Глаза вниз. Что-то происходит. Я не знаю, но остаются тревога и грусть от его сгорбленной у окна фигуры. Шеренги этих патронов перед ним. Зачем это? Почему?..
Мама ухитрилась в эту пору родить сестренку, назвала ее странным именем Инга. Где-то вычитала, или пьеса, что ли, была с таким названием. “Нет, Инга!” – отметала все возражения. Уж если она чего хотела – быть посему, а не хотела – на козе не объедешь…
Помню, мы поехали с отцом в роддом, что стоял на какой-то крутой – спуск к морю – улице.
Мама вышла на крыльцо опять худая и стройная, в одной из своих шляпок любила шляпки, круглой, с бортиками, по фасону белых шапочек, что носили матросы в американском флоте. За мамой медсестра в белом вынесла сверток, перевязанный розовой с бантом лентой.
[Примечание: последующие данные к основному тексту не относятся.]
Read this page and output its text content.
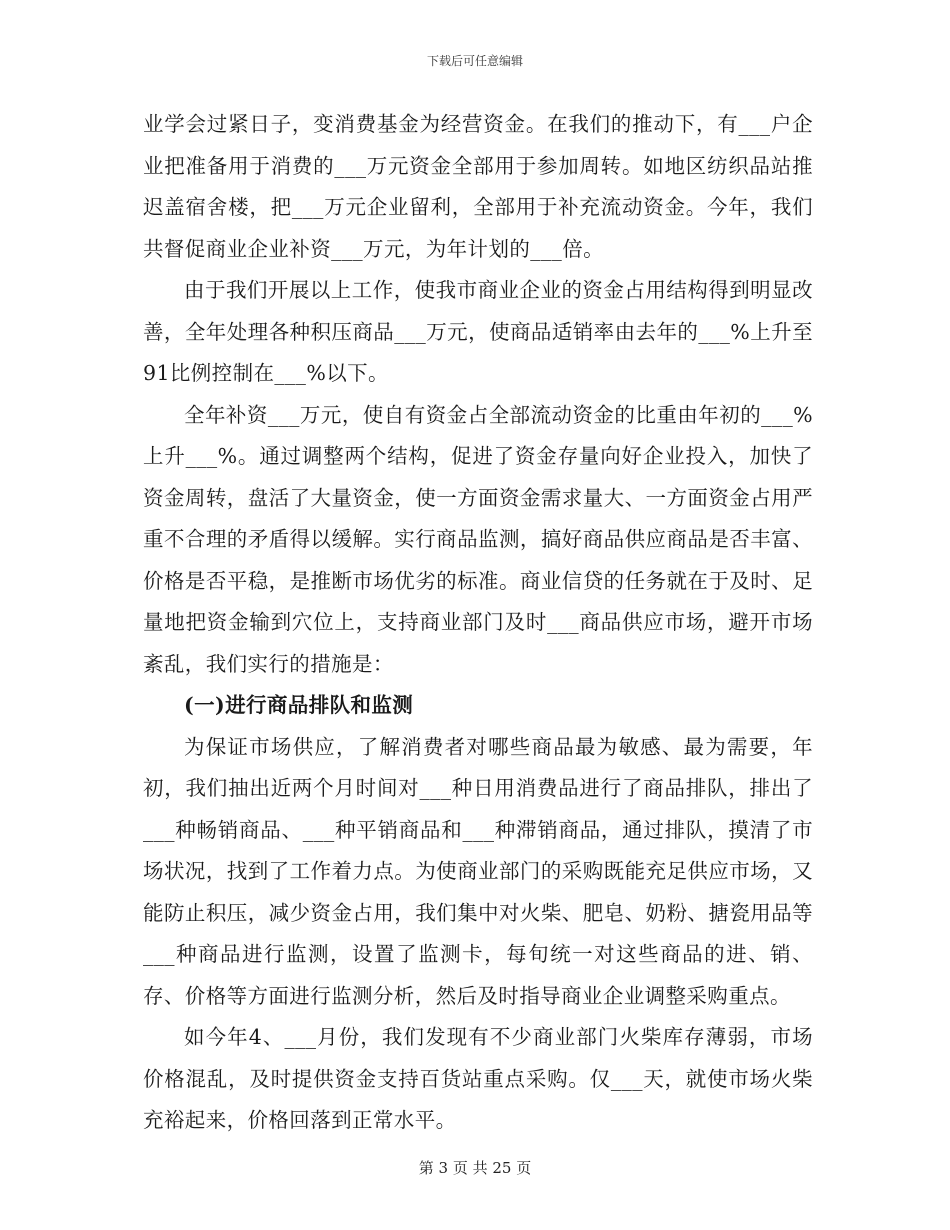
下载后可任意编辑

业学会过紧日子，变消费基金为经营资金。在我们的推动下，有___户企业把准备用于消费的___万元资金全部用于参加周转。如地区纺织品站推迟盖宿舍楼，把___万元企业留利，全部用于补充流动资金。今年，我们共督促商业企业补资___万元，为年计划的___倍。

由于我们开展以上工作，使我市商业企业的资金占用结构得到明显改善，全年处理各种积压商品___万元，使商品适销率由去年的___%上升至91比例控制在___%以下。

全年补资___万元，使自有资金占全部流动资金的比重由年初的___%上升___%。通过调整两个结构，促进了资金存量向好企业投入，加快了资金周转，盘活了大量资金，使一方面资金需求量大、一方面资金占用严重不合理的矛盾得以缓解。实行商品监测，搞好商品供应商品是否丰富、价格是否平稳，是推断市场优劣的标准。商业信贷的任务就在于及时、足量地把资金输到穴位上，支持商业部门及时___商品供应市场，避开市场紊乱，我们实行的措施是：

(一)进行商品排队和监测

为保证市场供应，了解消费者对哪些商品最为敏感、最为需要，年初，我们抽出近两个月时间对___种日用消费品进行了商品排队，排出了___种畅销商品、___种平销商品和___种滞销商品，通过排队，摸清了市场状况，找到了工作着力点。为使商业部门的采购既能充足供应市场，又能防止积压，减少资金占用，我们集中对火柴、肥皂、奶粉、搪瓷用品等___种商品进行监测，设置了监测卡，每旬统一对这些商品的进、销、存、价格等方面进行监测分析，然后及时指导商业企业调整采购重点。

如今年4、___月份，我们发现有不少商业部门火柴库存薄弱，市场价格混乱，及时提供资金支持百货站重点采购。仅___天，就使市场火柴充裕起来，价格回落到正常水平。

第 3 页 共 25 页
Передала в подставленные руки отцу. “Поцелуй сестренку!” – сказала мне. Я не любил поцелуев, не понимал, что такое сестренка, ткнулся в окошечко в одеяле, откуда глядело мелкое красное личико с черными глазками. И что-то опять случилось во взрослом мире, дядя Саша приезжал, они с отцом проговорили до полуночи. После этого отец ушел с завода, где работал не “помощником младшего дворника”, а небольшим начальником, и уехал в Ленинград, на учебу, поступать в Промакадемию.
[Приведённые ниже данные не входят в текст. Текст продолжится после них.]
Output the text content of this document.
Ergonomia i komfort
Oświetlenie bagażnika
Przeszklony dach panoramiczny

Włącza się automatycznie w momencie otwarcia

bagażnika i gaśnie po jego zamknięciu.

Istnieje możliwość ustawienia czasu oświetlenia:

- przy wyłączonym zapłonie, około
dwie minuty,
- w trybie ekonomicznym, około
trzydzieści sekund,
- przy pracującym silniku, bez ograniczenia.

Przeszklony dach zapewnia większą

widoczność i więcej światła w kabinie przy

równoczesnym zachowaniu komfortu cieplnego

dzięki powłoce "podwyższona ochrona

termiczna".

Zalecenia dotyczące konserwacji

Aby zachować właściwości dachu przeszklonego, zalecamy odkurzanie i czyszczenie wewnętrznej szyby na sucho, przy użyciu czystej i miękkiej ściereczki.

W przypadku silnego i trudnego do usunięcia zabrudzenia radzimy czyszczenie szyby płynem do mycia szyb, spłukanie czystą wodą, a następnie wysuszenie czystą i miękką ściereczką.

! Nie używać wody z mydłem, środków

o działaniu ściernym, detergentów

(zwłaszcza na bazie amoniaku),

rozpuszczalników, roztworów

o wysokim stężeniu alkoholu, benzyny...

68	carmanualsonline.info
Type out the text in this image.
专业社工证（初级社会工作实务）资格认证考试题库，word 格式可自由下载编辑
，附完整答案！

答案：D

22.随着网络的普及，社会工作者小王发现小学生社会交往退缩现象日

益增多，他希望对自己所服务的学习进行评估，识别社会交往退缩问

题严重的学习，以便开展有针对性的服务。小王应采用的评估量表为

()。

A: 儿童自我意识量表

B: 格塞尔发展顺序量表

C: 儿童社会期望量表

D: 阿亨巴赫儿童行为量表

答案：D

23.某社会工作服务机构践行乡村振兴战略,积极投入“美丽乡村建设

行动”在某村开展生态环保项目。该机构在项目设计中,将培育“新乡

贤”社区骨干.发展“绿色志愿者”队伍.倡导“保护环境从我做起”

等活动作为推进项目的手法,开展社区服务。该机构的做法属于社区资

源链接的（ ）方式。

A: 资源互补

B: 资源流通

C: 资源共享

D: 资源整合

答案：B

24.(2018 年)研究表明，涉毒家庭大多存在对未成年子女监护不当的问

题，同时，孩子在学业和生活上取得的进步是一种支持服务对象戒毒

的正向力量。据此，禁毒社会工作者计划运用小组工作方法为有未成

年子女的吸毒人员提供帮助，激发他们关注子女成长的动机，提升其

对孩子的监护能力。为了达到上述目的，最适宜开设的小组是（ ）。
После его отъезда три подруги, мама, Шура и Женя, чаще стали куда-то ездить, ходить, нарядные и душистые, превеселые. Собирались и у нас, ожидали гостей. Приезжал редкий в ту пору автомобиль, черный, лакированно и никелированно сверкающий “линкольн” с огромными фарами, – все дворовые мальчишки сбегались трогать руками стекла, дверцы, фары. Приходил высокого роста, в коже, фуражке с “крабом” и
“птичками” в петлицах некий знаменитый летчик, с ним еще один-два приятеля. Отец никогда не пил, застолья бывали в доме редко. А тут являлись корзинки с фруктами, бутылки с красивыми названиями:
“Красный камень”, “Херес”, “Абрау-Дюрсо”. Умелой рукой, с легким вылетом пробки открывалось шампанское. Я скопидомно собирал потом содранную с горлышек фольгу, фигурные головастые пробки. Подруги хохотали, повизгивали, мама бывала особенно весела, играла глазами, о чем-то тайном говорила со “своим” летчиком. Он был молчалив, только всегда напевал одну и ту же песню: “Служили два друга в нашем полку, пой песню, пой…” Ревновал ли я? Обижался? Не помню. Не думаю.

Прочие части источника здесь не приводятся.